After that encounter, the sexual relationship between PJS and AB ended, although they remained friends.
Early in 2016 AB and CD told the editor of the Sun on Sunday about their earlier sexual encounters with the claimant.
When PJS was told that the newspaper intended to publish a story, he launched an application for a gagging order.
His application was rejected by Mr Justice Cranston, who accepted that PJS and his wife had put many details of their relationship into the public domain, and that it was in the public interest that the newspaper should publish an account of his sexual exploits with others.
But while rejecting the application, Mr Justice Cranston issued a temporary injunction to allow PJS to appeal, which he did, arguing that the judge had incorrectly carried out the balancing exercise between his right to respect for privacy and family life under Article 8 of the European Convention on Human Rights, and the newspaper's Article 10 right to freedom of expression.
Lord Justice Jackson said he had concluded that there were two significant shortcomings in the decision of Mr Justice Cranston which allowed the Court of Appeal to intervene.
The first was that while the judge had identified the Article 8 rights PJS's children as a relevant consideration, he had not explained how he had taken those rights into account.
The second was that the judge had found that in various publicity material PJS and YMA had portrayed an image of commitment, and had accepted that commitment might not entail monogamy, but had then said that there was a public interest in correcting the image which the couple portrayed.
But on the present evidence, PJS and YMA were a committed couple and had been for a long time, said Lord Justice Jackson, adding: "On the evidence of both of them, the claimant's occasional sexual encounters with others do not detract from that commitment."
One issue was whether press articles and similar material shown to the court went further than simply portraying commitment.
"In my view the picture which emerges from the publicity material is not one of total marital fidelity, but rather a picture of a couple who are in a long term, loving and committed relationship. On the present evidence, that image is an accurate one," said Lord Justice Jackson.
"If the defendant publishes the proposed story, this will not set the record straight in any material respect. It will simply reveal that one feature of the claimant's and YMA's long term relationship is that the claimant is allowed to have occasional sexual encounters with others.
That would provide supplementary information, but it would not correct a false image."
He went on: "I accept that the claimant is a public figure.
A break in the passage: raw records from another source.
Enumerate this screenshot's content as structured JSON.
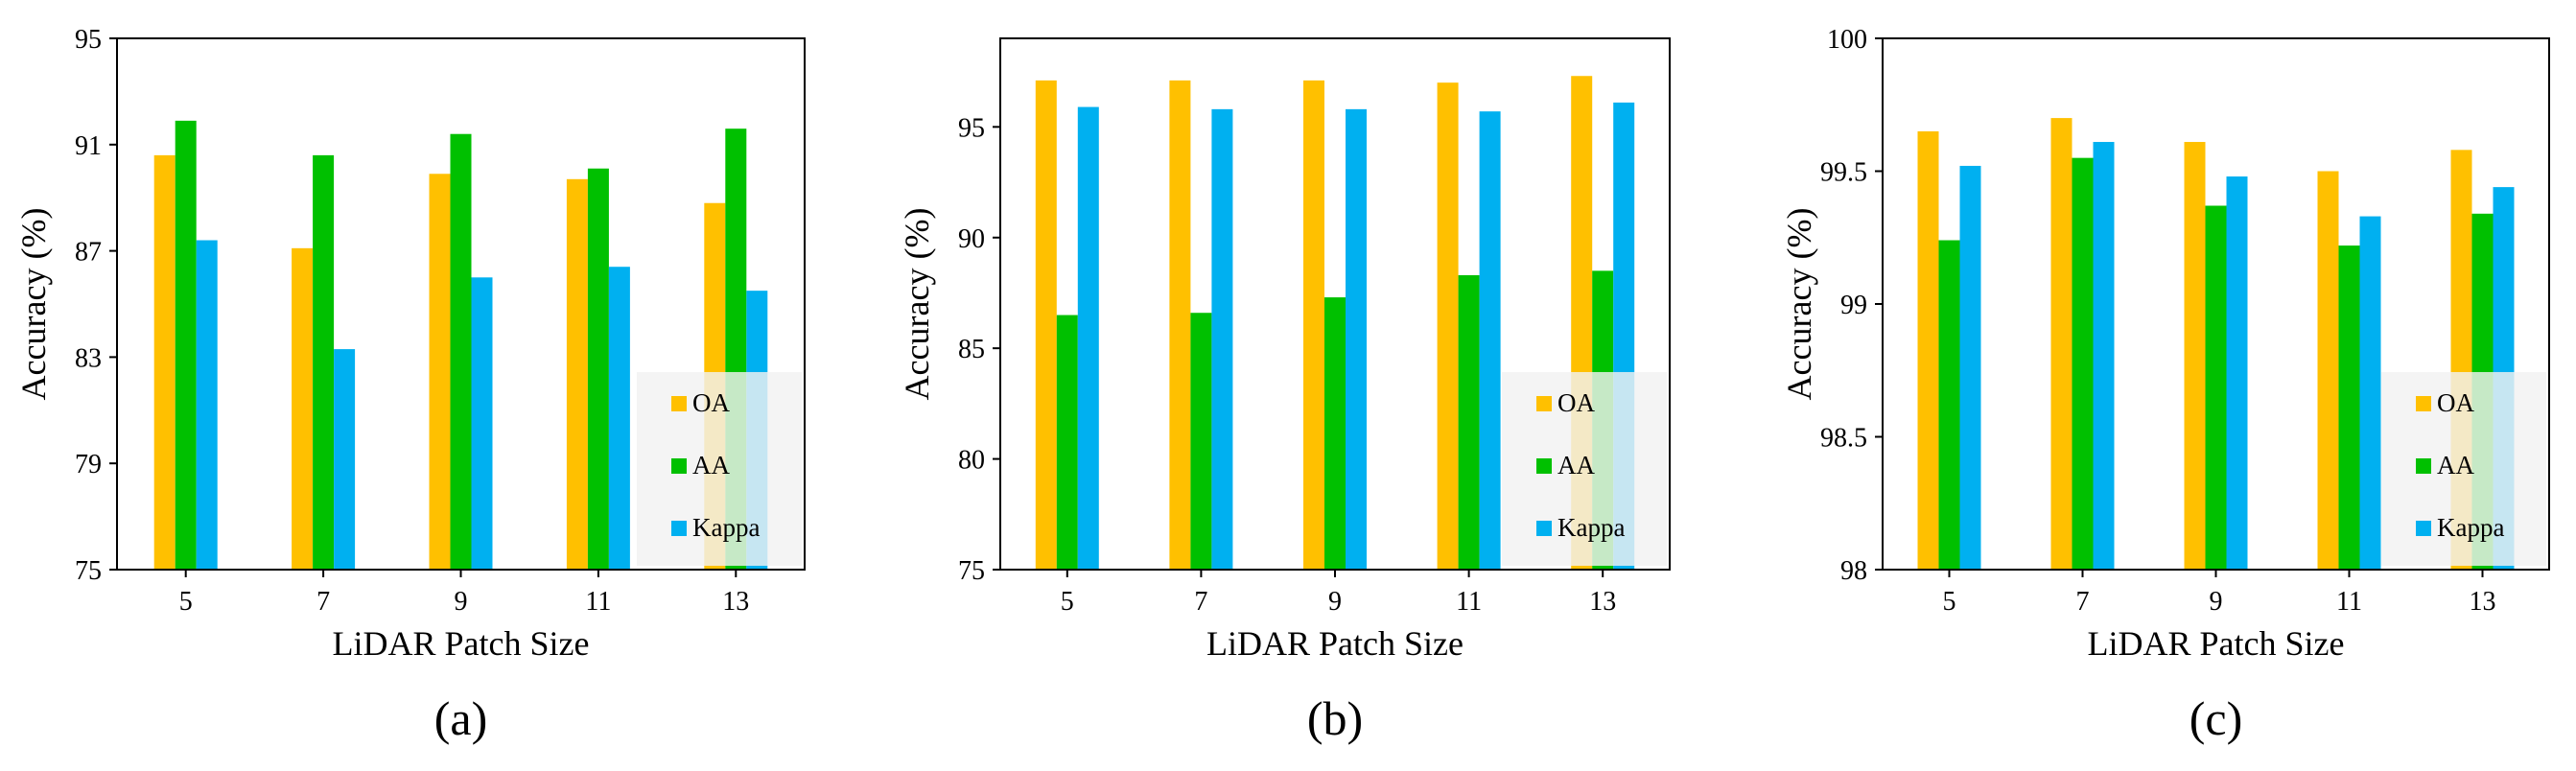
{
  "colors": {
    "OA": "#FFC000",
    "AA": "#00C000",
    "Kappa": "#00B0F0",
    "axis": "#000000",
    "legend_bg": "#F2F2F2"
  },
  "chart_data": [
    {
      "type": "bar",
      "caption": "(a)",
      "xlabel": "LiDAR Patch Size",
      "ylabel": "Accuracy (%)",
      "categories": [
        "5",
        "7",
        "9",
        "11",
        "13"
      ],
      "ylim": [
        75,
        95
      ],
      "yticks": [
        "75",
        "79",
        "83",
        "87",
        "91",
        "95"
      ],
      "legend_position": "bottom-right",
      "series": [
        {
          "name": "OA",
          "values": [
            90.6,
            87.1,
            89.9,
            89.7,
            88.8
          ]
        },
        {
          "name": "AA",
          "values": [
            91.9,
            90.6,
            91.4,
            90.1,
            91.6
          ]
        },
        {
          "name": "Kappa",
          "values": [
            87.4,
            83.3,
            86.0,
            86.4,
            85.5
          ]
        }
      ]
    },
    {
      "type": "bar",
      "caption": "(b)",
      "xlabel": "LiDAR Patch Size",
      "ylabel": "Accuracy (%)",
      "categories": [
        "5",
        "7",
        "9",
        "11",
        "13"
      ],
      "ylim": [
        75,
        99
      ],
      "yticks": [
        "75",
        "80",
        "85",
        "90",
        "95"
      ],
      "legend_position": "bottom-right",
      "series": [
        {
          "name": "OA",
          "values": [
            97.1,
            97.1,
            97.1,
            97.0,
            97.3
          ]
        },
        {
          "name": "AA",
          "values": [
            86.5,
            86.6,
            87.3,
            88.3,
            88.5
          ]
        },
        {
          "name": "Kappa",
          "values": [
            95.9,
            95.8,
            95.8,
            95.7,
            96.1
          ]
        }
      ]
    },
    {
      "type": "bar",
      "caption": "(c)",
      "xlabel": "LiDAR Patch Size",
      "ylabel": "Accuracy (%)",
      "categories": [
        "5",
        "7",
        "9",
        "11",
        "13"
      ],
      "ylim": [
        98,
        100
      ],
      "yticks": [
        "98",
        "98.5",
        "99",
        "99.5",
        "100"
      ],
      "legend_position": "bottom-right",
      "series": [
        {
          "name": "OA",
          "values": [
            99.65,
            99.7,
            99.61,
            99.5,
            99.58
          ]
        },
        {
          "name": "AA",
          "values": [
            99.24,
            99.55,
            99.37,
            99.22,
            99.34
          ]
        },
        {
          "name": "Kappa",
          "values": [
            99.52,
            99.61,
            99.48,
            99.33,
            99.44
          ]
        }
      ]
    }
  ]
}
This therefore exposes him to comment and criticism in the media."
But as the Strasbourg court had observed, kiss-and-tell stories "about a public figure which do no more than satisfy readers' curiosity concerning is private life do not serve the public interest".
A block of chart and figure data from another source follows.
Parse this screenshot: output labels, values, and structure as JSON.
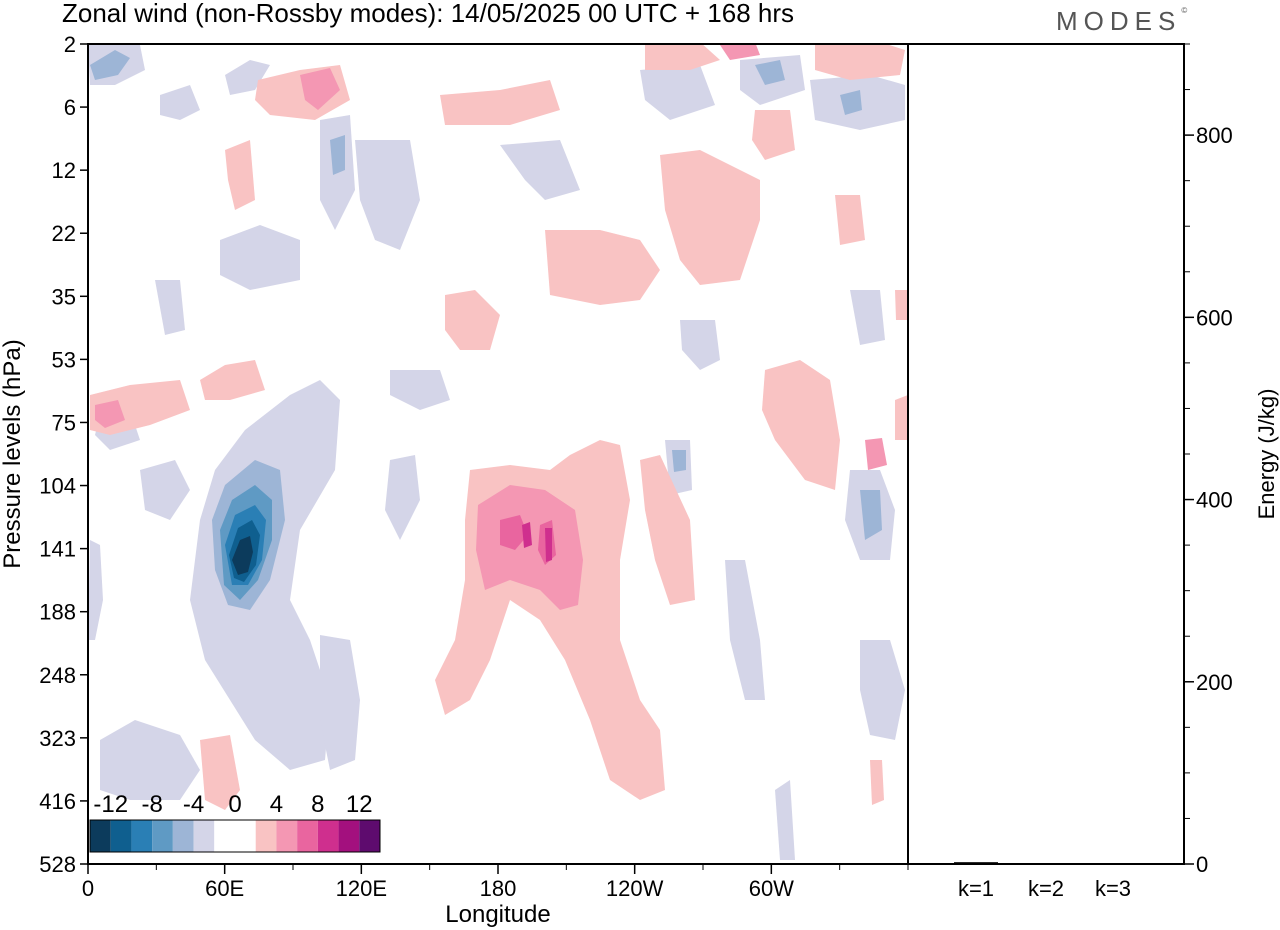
{
  "title": "Zonal wind (non-Rossby modes):  14/05/2025  00 UTC  + 168 hrs",
  "logo": {
    "text": "MODES",
    "mark": "©"
  },
  "chart_data": [
    {
      "type": "heatmap",
      "field": "Zonal wind (non-Rossby modes)",
      "xlabel": "Longitude",
      "ylabel": "Pressure levels (hPa)",
      "x_ticks": [
        "0",
        "60E",
        "120E",
        "180",
        "120W",
        "60W"
      ],
      "x_range": [
        0,
        360
      ],
      "y_ticks": [
        "2",
        "6",
        "12",
        "22",
        "35",
        "53",
        "75",
        "104",
        "141",
        "188",
        "248",
        "323",
        "416",
        "528"
      ],
      "colorbar": {
        "labels": [
          "-12",
          "-8",
          "-4",
          "0",
          "4",
          "8",
          "12"
        ],
        "colors": [
          "#0c3b5c",
          "#0f5f8f",
          "#2a7fb5",
          "#5f9ac4",
          "#9db5d6",
          "#d4d5e8",
          "#ffffff",
          "#ffffff",
          "#f9c3c3",
          "#f497b3",
          "#e9659f",
          "#cf2f8e",
          "#a3107e",
          "#5e0b6e"
        ]
      },
      "features": [
        {
          "name": "easterly core 60E",
          "lon": 62,
          "level": "141",
          "value": -12
        },
        {
          "name": "westerly core near dateline",
          "lon": 200,
          "level": "141",
          "value": 8
        },
        {
          "name": "westerly band",
          "lon": 10,
          "level": "75",
          "value": 6
        }
      ]
    },
    {
      "type": "bar",
      "categories": [
        "k=1",
        "k=2",
        "k=3"
      ],
      "values": [
        2,
        1,
        1
      ],
      "ylabel": "Energy (J/kg)",
      "ylim": [
        0,
        900
      ],
      "y_ticks": [
        "0",
        "200",
        "400",
        "600",
        "800"
      ]
    }
  ]
}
Lord Justice Jackson went on: "The right to freedom of expression includes the right to say or publish matter which others may find offensive, heretical or unwelcome. Freedom of expression is an important right for its own sake."
But he rejected the newspaper's argument that there was a relevant public debate in progress, and that the Sun on Sunday's proposed story would contribute to that debate, saying: "In my view, the information which it is proposed to publish will not advance the public debate or provide support for any of the competing opinions which are in circulation."
He accepted that the newspaper was entitled to publish articles criticising people in the public eye. But while the newspaper had Article 10 rights to publish an account of PJS's adultery, he had an Article 8 right for his sexual liaisons to remain a private matter.
"The proposed story, if it is published, will be devastating for the claimant," said Lord Justice Jackson.
"In my view on any proper balancing exercise, the claimant's Article 8 right to privacy must prevail over the defendant's article 10 right to publish an account of the adultery."
There was also the position of the children to consider – the proposed article would generate a media storm and much public interest in PJS's family, and their children would become the subject of increased press attention, with all that that entailed.
He was satisfied, said Lord Justice Jackson, that when the action came to trial, PJS was likely to establish that publication should not be allowed.
The court granted an interim injunction restraining the defendant from publishing the proposed article until trial or further order.